Since I didn’t want to have hundreds of ‘localhost.localdomain’s in the pool, I needed a way to give each VM a unique-ish and relevant name. The easiest way seemed to be to check against a web server and use the output of a CGI script to set the host name. Sounds simple enough, but after I put that in place the startd would immediately segfault.
I had no idea why, so I started peeking through the log file for the startd. Lots of information there, but nothing particularly helpful. After several hours of cross-eyed log reading and fruitless Googling, I thought I’d give strace a try. I don’t know much about system-level programming, but I thought something might provide a clue. Alas, it was not to be.

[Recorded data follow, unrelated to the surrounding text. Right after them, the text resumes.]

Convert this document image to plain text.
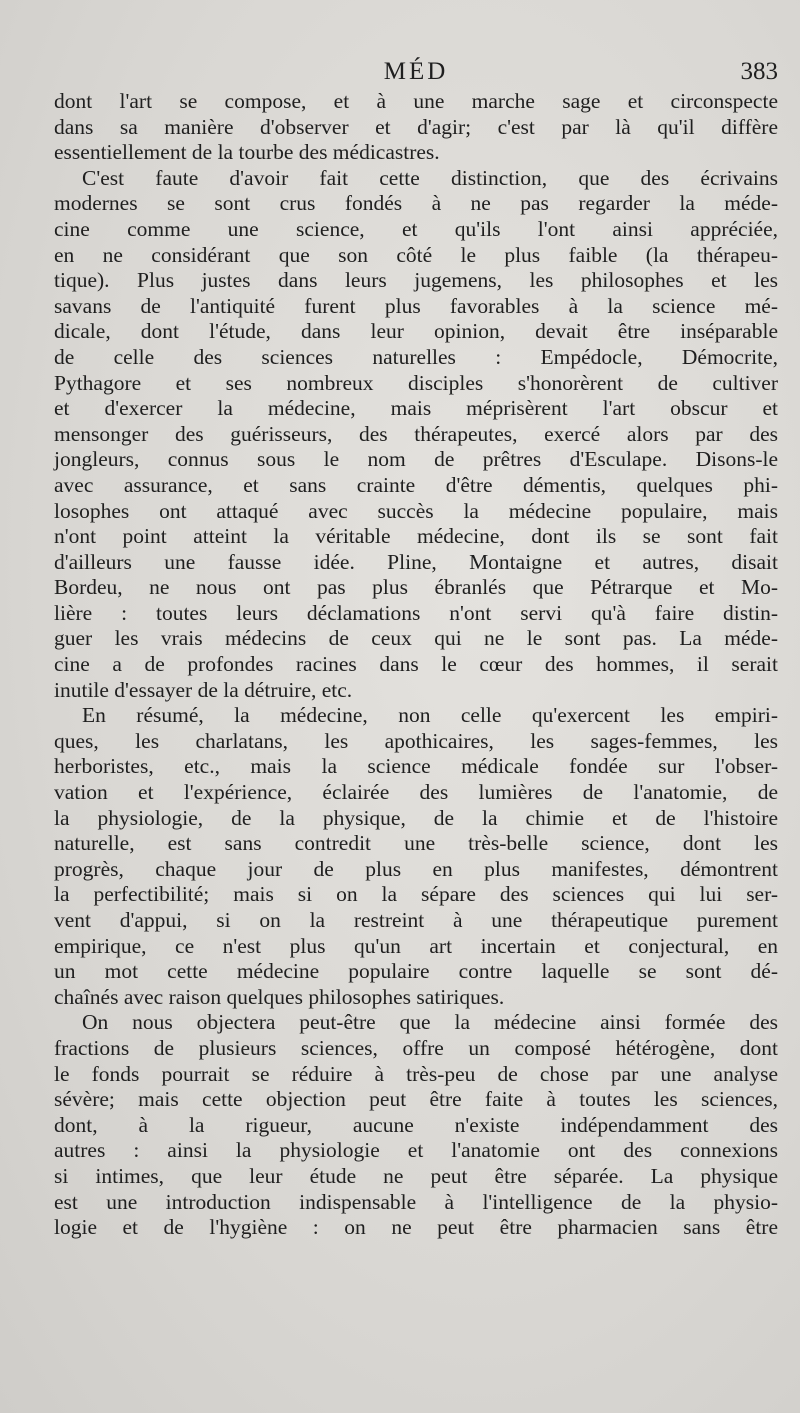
MÉD	383
dont l'art se compose, et à une marche sage et circonspecte
dans sa manière d'observer et d'agir; c'est par là qu'il diffère
essentiellement de la tourbe des médicastres.
C'est faute d'avoir fait cette distinction, que des écrivains
modernes se sont crus fondés à ne pas regarder la méde-
cine comme une science, et qu'ils l'ont ainsi appréciée,
en ne considérant que son côté le plus faible (la thérapeu-
tique). Plus justes dans leurs jugemens, les philosophes et les
savans de l'antiquité furent plus favorables à la science mé-
dicale, dont l'étude, dans leur opinion, devait être inséparable
de celle des sciences naturelles : Empédocle, Démocrite,
Pythagore et ses nombreux disciples s'honorèrent de cultiver
et d'exercer la médecine, mais méprisèrent l'art obscur et
mensonger des guérisseurs, des thérapeutes, exercé alors par des
jongleurs, connus sous le nom de prêtres d'Esculape. Disons-le
avec assurance, et sans crainte d'être démentis, quelques phi-
losophes ont attaqué avec succès la médecine populaire, mais
n'ont point atteint la véritable médecine, dont ils se sont fait
d'ailleurs une fausse idée. Pline, Montaigne et autres, disait
Bordeu, ne nous ont pas plus ébranlés que Pétrarque et Mo-
lière : toutes leurs déclamations n'ont servi qu'à faire distin-
guer les vrais médecins de ceux qui ne le sont pas. La méde-
cine a de profondes racines dans le cœur des hommes, il serait
inutile d'essayer de la détruire, etc.
En résumé, la médecine, non celle qu'exercent les empiri-
ques, les charlatans, les apothicaires, les sages-femmes, les
herboristes, etc., mais la science médicale fondée sur l'obser-
vation et l'expérience, éclairée des lumières de l'anatomie, de
la physiologie, de la physique, de la chimie et de l'histoire
naturelle, est sans contredit une très-belle science, dont les
progrès, chaque jour de plus en plus manifestes, démontrent
la perfectibilité; mais si on la sépare des sciences qui lui ser-
vent d'appui, si on la restreint à une thérapeutique purement
empirique, ce n'est plus qu'un art incertain et conjectural, en
un mot cette médecine populaire contre laquelle se sont dé-
chaînés avec raison quelques philosophes satiriques.
On nous objectera peut-être que la médecine ainsi formée des
fractions de plusieurs sciences, offre un composé hétérogène, dont
le fonds pourrait se réduire à très-peu de chose par une analyse
sévère; mais cette objection peut être faite à toutes les sciences,
dont, à la rigueur, aucune n'existe indépendamment des
autres : ainsi la physiologie et l'anatomie ont des connexions
si intimes, que leur étude ne peut être séparée. La physique
est une introduction indispensable à l'intelligence de la physio-
logie et de l'hygiène : on ne peut être pharmacien sans être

Eventually, I remembered that there’s a master log for Condor as well, and I decided to look in there. Well, actually, I had looked in there earlier in the day and hadn’t seen anything that I thought was helpful. This time I took a closer look and realized that it couldn’t resolve its host name and that’s why it was failing.
A few minutes later and I had changed the network setup to add the hostname to /etc/hosts so that Condor could resolve it’s host name. A whole day’s worth of effort because I got too focused in on the wrong log file.